NKI researchers discover new anti-cancer drug resistance mechanisms
ICI researchers at the Netherlands Cancer Institute have discovered three new resistance mechanisms of cancer cells against the commonly used anti-cancer drugs doxorubicin and etoposide. In The Netherlands alone, thousands of patients a year are treated with one of these drugs. But they don't always work well for every patient. The new discovery might help predict whether a patient will or will not benefit from them.
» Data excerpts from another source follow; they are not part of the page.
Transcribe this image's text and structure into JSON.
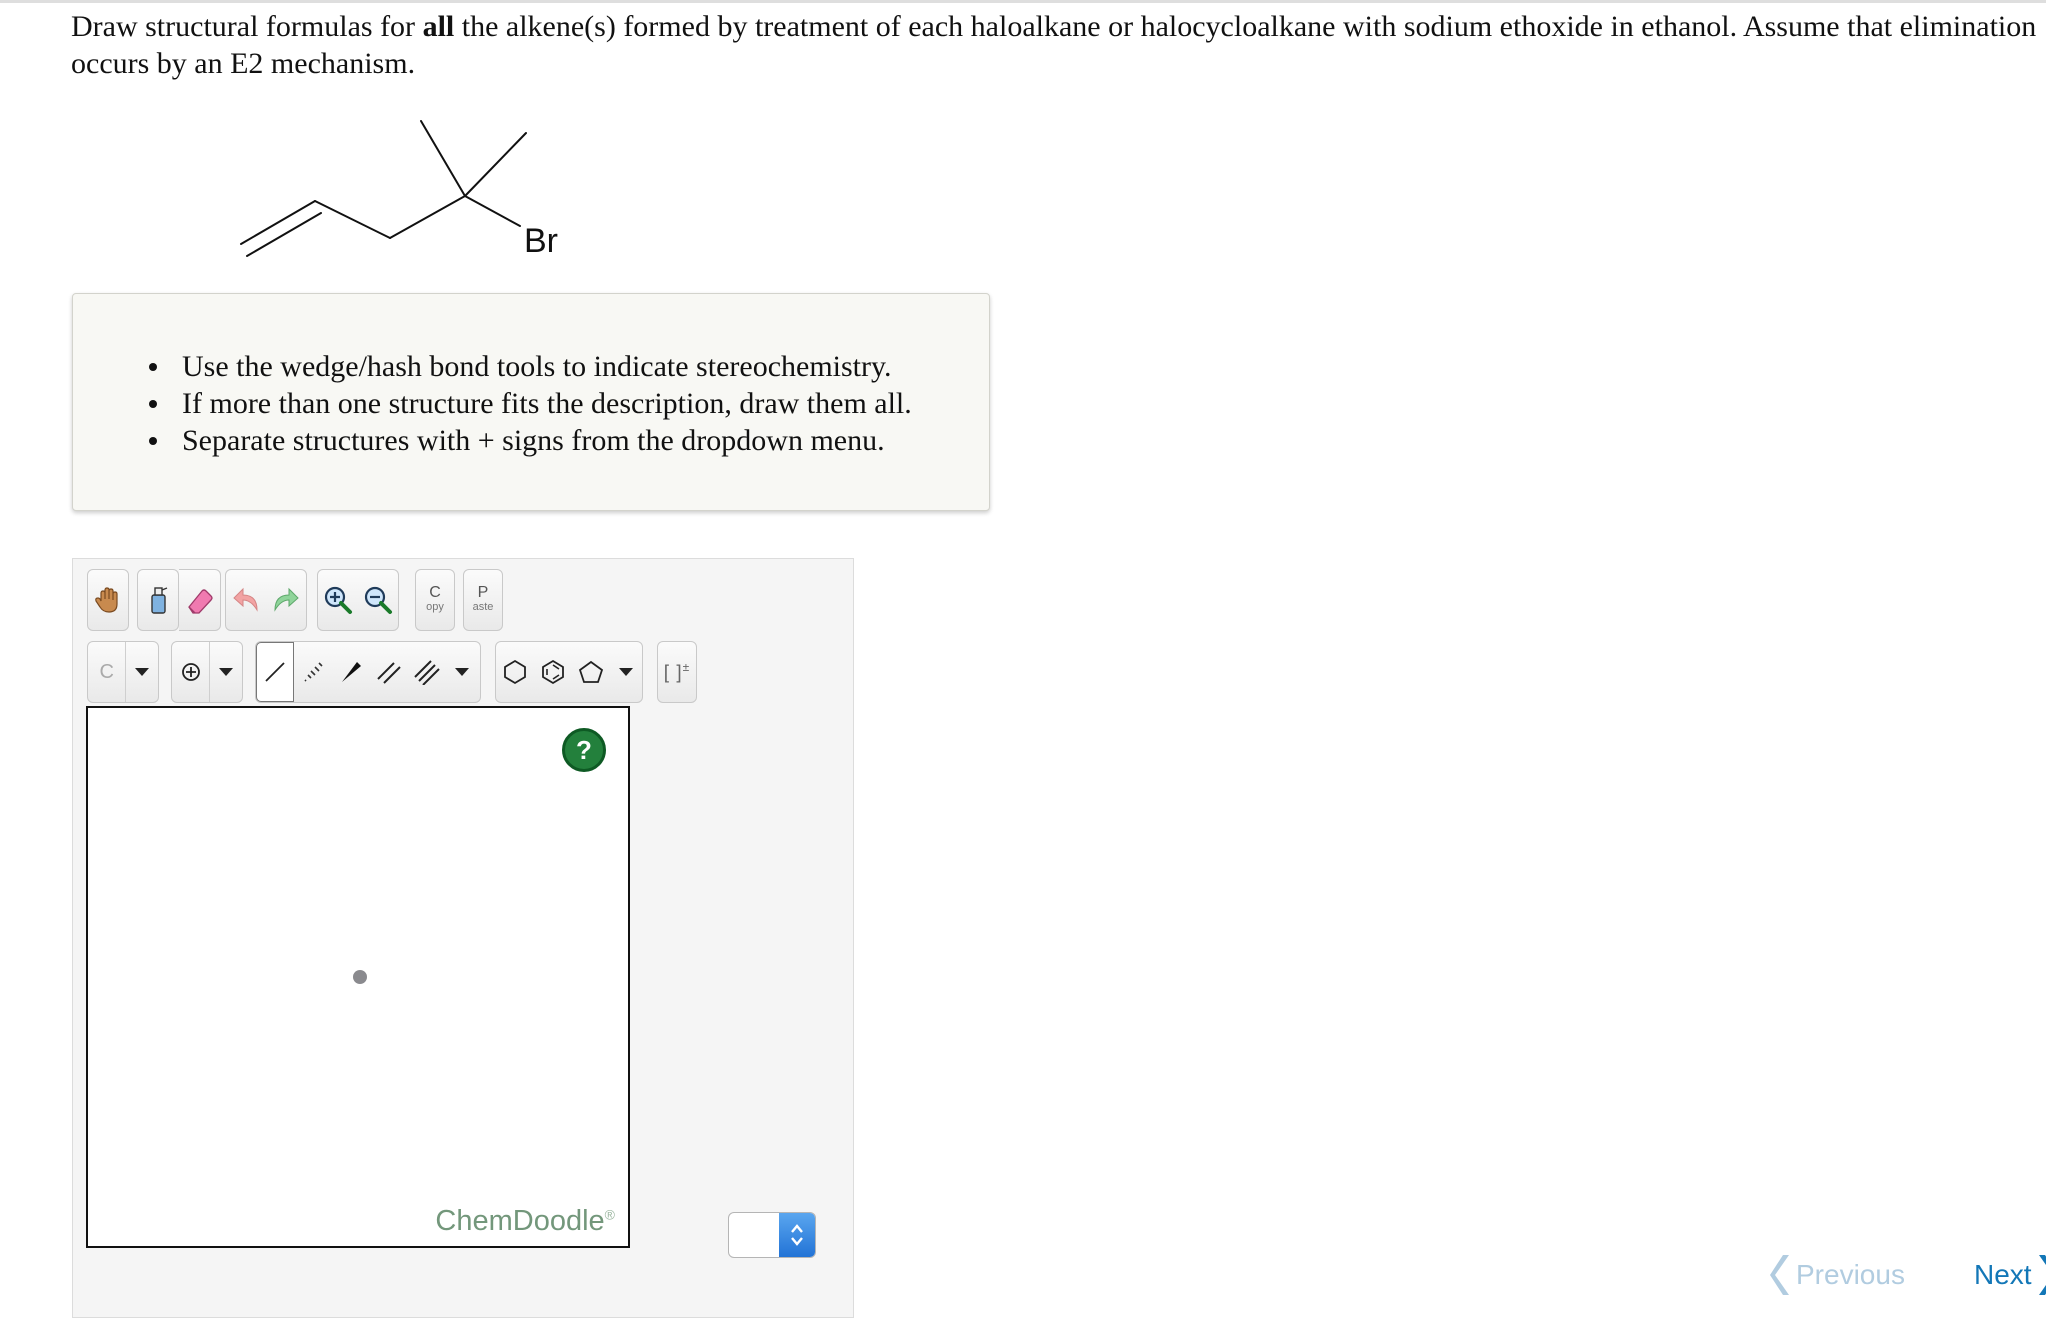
{
  "question": {
    "part1": "Draw structural formulas for ",
    "bold": "all",
    "part2": " the alkene(s) formed by treatment of each haloalkane or halocycloalkane with sodium ethoxide in ethanol. Assume that elimination occurs by an E2 mechanism."
  },
  "molecule": {
    "halogen_label": "Br"
  },
  "instructions": [
    "Use the wedge/hash bond tools to indicate stereochemistry.",
    "If more than one structure fits the description, draw them all.",
    "Separate structures with + signs from the dropdown menu."
  ],
  "toolbar": {
    "copy_big": "C",
    "copy_small": "opy",
    "paste_big": "P",
    "paste_small": "aste",
    "element_label": "C",
    "bracket_label": "[ ]",
    "bracket_sup": "±"
  },
  "canvas": {
    "help_label": "?",
    "brand": "ChemDoodle",
    "brand_mark": "®"
  },
  "nav": {
    "previous": "Previous",
    "next": "Next"
  },
  "colors": {
    "nav_link": "#1377b7",
    "nav_disabled": "#b1cce0",
    "help_green": "#23803c",
    "brand": "#73977b"
  }
}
Doxorubicin and etoposide are both broad chemotherapeutics that disrupt cell division. They have both been in use for decades and are given as a treatment for several types of cancer, among which breast cancer, leukemia and lung cancer. Worldwide hundreds of thousands of patients have benefited from these drugs. But in some patients their effect is insufficient, or they don't work at all. Therefore, cancer researchers are trying to unravel what can make cancer cells insensitive to these drugs. This is an important step towards 'personalized medicine', in which patients only receive drugs that work against their specific tumor, and don't receive drugs that are ineffective for them but do have (serious) side effects.
Independent mechanisms
One resistance mechanism against doxorubicin and etoposide is already known (the 'drug pump' MDR1). But often this isn't the explanation for observed insensitivity against the drugs. So there must be other resistance mechanisms. Prof. dr. Sjaak Neefjes of the NKI and his team have now found three new, independent resistance mechanisms.